In 2021, more than 1,000 Alabamians died from fentanyl overdoses, a nearly 136% increase over the previous year, 316 of which were in Jefferson County. The National Drug Control Policy, a federal agency that coordinates the nation’s drug policy, named fentanyl as the single-greatest drug threat in Alabama for the third consecutive year in 2023, a designation derived from more than 100 Alabama law enforcement survey respondents.

‘We want to try to catch the traffickers’

Simpson’s HB1, which was among the first bills this session to be signed into law, imposes a mandatory minimum sentence of three years imprisonment and a $50,000 fine for fentanyl possession between 1-2 grams. Between 2-4 grams would see a minimum ten-year sentence and a fine of at least $100,000, and more than eight grams would net a life sentence and a fine of at least $750,000.
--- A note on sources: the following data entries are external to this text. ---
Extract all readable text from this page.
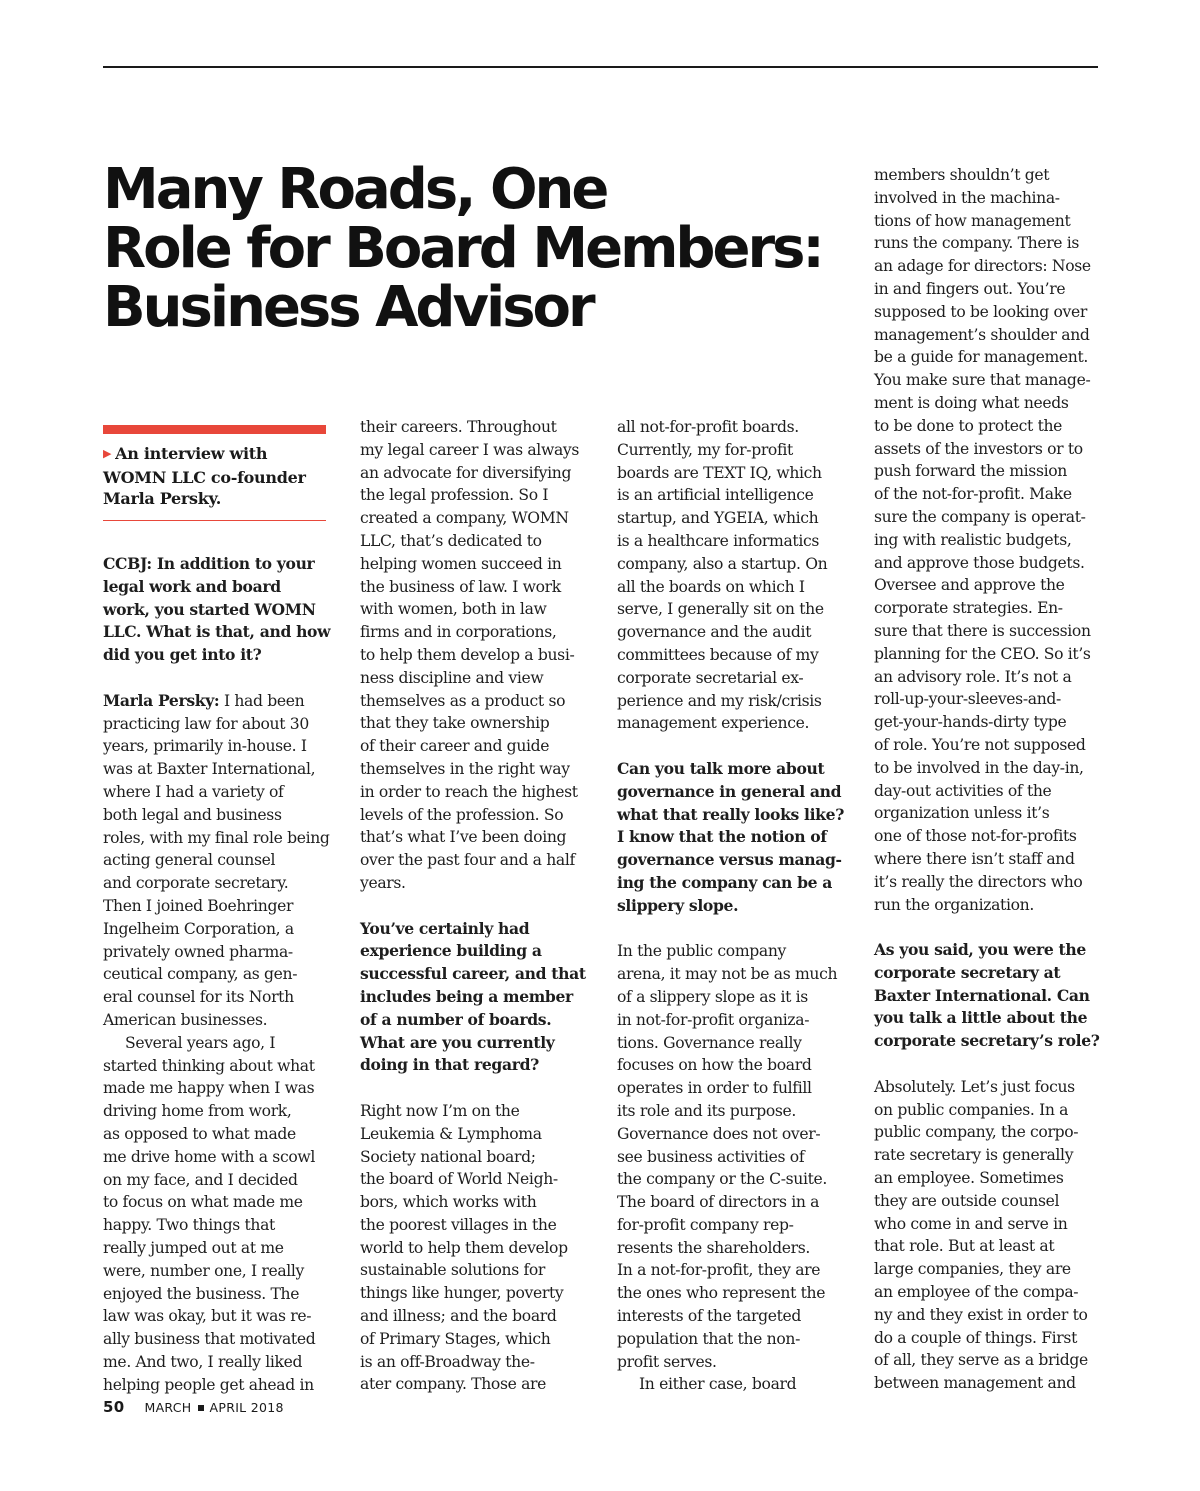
Many Roads, One
Role for Board Members:
Business Advisor
▶ An interview with
WOMN LLC co-founder
Marla Persky.
CCBJ: In addition to your
legal work and board
work, you started WOMN
LLC. What is that, and how
did you get into it?
Marla Persky: I had been
practicing law for about 30
years, primarily in-house. I
was at Baxter International,
where I had a variety of
both legal and business
roles, with my final role being
acting general counsel
and corporate secretary.
Then I joined Boehringer
Ingelheim Corporation, a
privately owned pharma-
ceutical company, as gen-
eral counsel for its North
American businesses.
Several years ago, I
started thinking about what
made me happy when I was
driving home from work,
as opposed to what made
me drive home with a scowl
on my face, and I decided
to focus on what made me
happy. Two things that
really jumped out at me
were, number one, I really
enjoyed the business. The
law was okay, but it was re-
ally business that motivated
me. And two, I really liked
helping people get ahead in
their careers. Throughout
my legal career I was always
an advocate for diversifying
the legal profession. So I
created a company, WOMN
LLC, that’s dedicated to
helping women succeed in
the business of law. I work
with women, both in law
firms and in corporations,
to help them develop a busi-
ness discipline and view
themselves as a product so
that they take ownership
of their career and guide
themselves in the right way
in order to reach the highest
levels of the profession. So
that’s what I’ve been doing
over the past four and a half
years.
You’ve certainly had
experience building a
successful career, and that
includes being a member
of a number of boards.
What are you currently
doing in that regard?
Right now I’m on the
Leukemia & Lymphoma
Society national board;
the board of World Neigh-
bors, which works with
the poorest villages in the
world to help them develop
sustainable solutions for
things like hunger, poverty
and illness; and the board
of Primary Stages, which
is an off-Broadway the-
ater company. Those are
all not-for-profit boards.
Currently, my for-profit
boards are TEXT IQ, which
is an artificial intelligence
startup, and YGEIA, which
is a healthcare informatics
company, also a startup. On
all the boards on which I
serve, I generally sit on the
governance and the audit
committees because of my
corporate secretarial ex-
perience and my risk/crisis
management experience.
Can you talk more about
governance in general and
what that really looks like?
I know that the notion of
governance versus manag-
ing the company can be a
slippery slope.
In the public company
arena, it may not be as much
of a slippery slope as it is
in not-for-profit organiza-
tions. Governance really
focuses on how the board
operates in order to fulfill
its role and its purpose.
Governance does not over-
see business activities of
the company or the C-suite.
The board of directors in a
for-profit company rep-
resents the shareholders.
In a not-for-profit, they are
the ones who represent the
interests of the targeted
population that the non-
profit serves.
In either case, board
members shouldn’t get
involved in the machina-
tions of how management
runs the company. There is
an adage for directors: Nose
in and fingers out. You’re
supposed to be looking over
management’s shoulder and
be a guide for management.
You make sure that manage-
ment is doing what needs
to be done to protect the
assets of the investors or to
push forward the mission
of the not-for-profit. Make
sure the company is operat-
ing with realistic budgets,
and approve those budgets.
Oversee and approve the
corporate strategies. En-
sure that there is succession
planning for the CEO. So it’s
an advisory role. It’s not a
roll-up-your-sleeves-and-
get-your-hands-dirty type
of role. You’re not supposed
to be involved in the day-in,
day-out activities of the
organization unless it’s
one of those not-for-profits
where there isn’t staff and
it’s really the directors who
run the organization.
As you said, you were the
corporate secretary at
Baxter International. Can
you talk a little about the
corporate secretary’s role?
Absolutely. Let’s just focus
on public companies. In a
public company, the corpo-
rate secretary is generally
an employee. Sometimes
they are outside counsel
who come in and serve in
that role. But at least at
large companies, they are
an employee of the compa-
ny and they exist in order to
do a couple of things. First
of all, they serve as a bridge
between management and
50 MARCH APRIL 2018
When up for a vote on the House floor back in March, it passed unanimously with a vote of 105-0, and later in the Senate with a vote of 31-0. Simpson said that it was the effect of fentanyl on Alabama communities that led to his proposal receiving such bi-partisan support.

“If you look at a lot of the legislation that passed on these types of crimes, they were bi-partisan; the votes were unanimous, there wasn’t a lot of conflict going through them, and that’s different from what we’ve seen in the past,” Simpson told Alabama Daily News.

“The reason why I think it’s different is because of just how much fentanyl is affecting us. You look at the traffickers, we want to try to catch the traffickers and actually put them in prison.”

Simpson had also sponsored a bill – House Bill 230 – that would impose additional criminal charges for those who intentionally or recklessly expose a first responder to fentanyl, which received bi-partisan support as well, passing the House on May 2 with a unanimous vote of 105-0.

When asked what motivated him to target fentanyl so aggressively, Simpson said it was a matter of seeing first hand the effects of fentanyl on communities from his years of experience working in the criminal justice system.

“Criminal justice is my background, I was a prosecutor for 12 years, so I’ve seen the criminal justice system first hand,” Simpson told Alabama Daily News.

“I’ve seen how it affects our community when we allow people to continuously be out on the streets and continuously commit the same offenses over and over. I’ve seen how drugs have affected our community and ruined lives and families. Criminal justice is my passion, so anything I can do to help on that front, I just try to help the body in an area that I may have a little bit more knowledge on.”

While HB1 has already been signed into law, HB230 will still need to be concurred with the Senate, with the clock ticking as the end draws near for this year’s legislative session.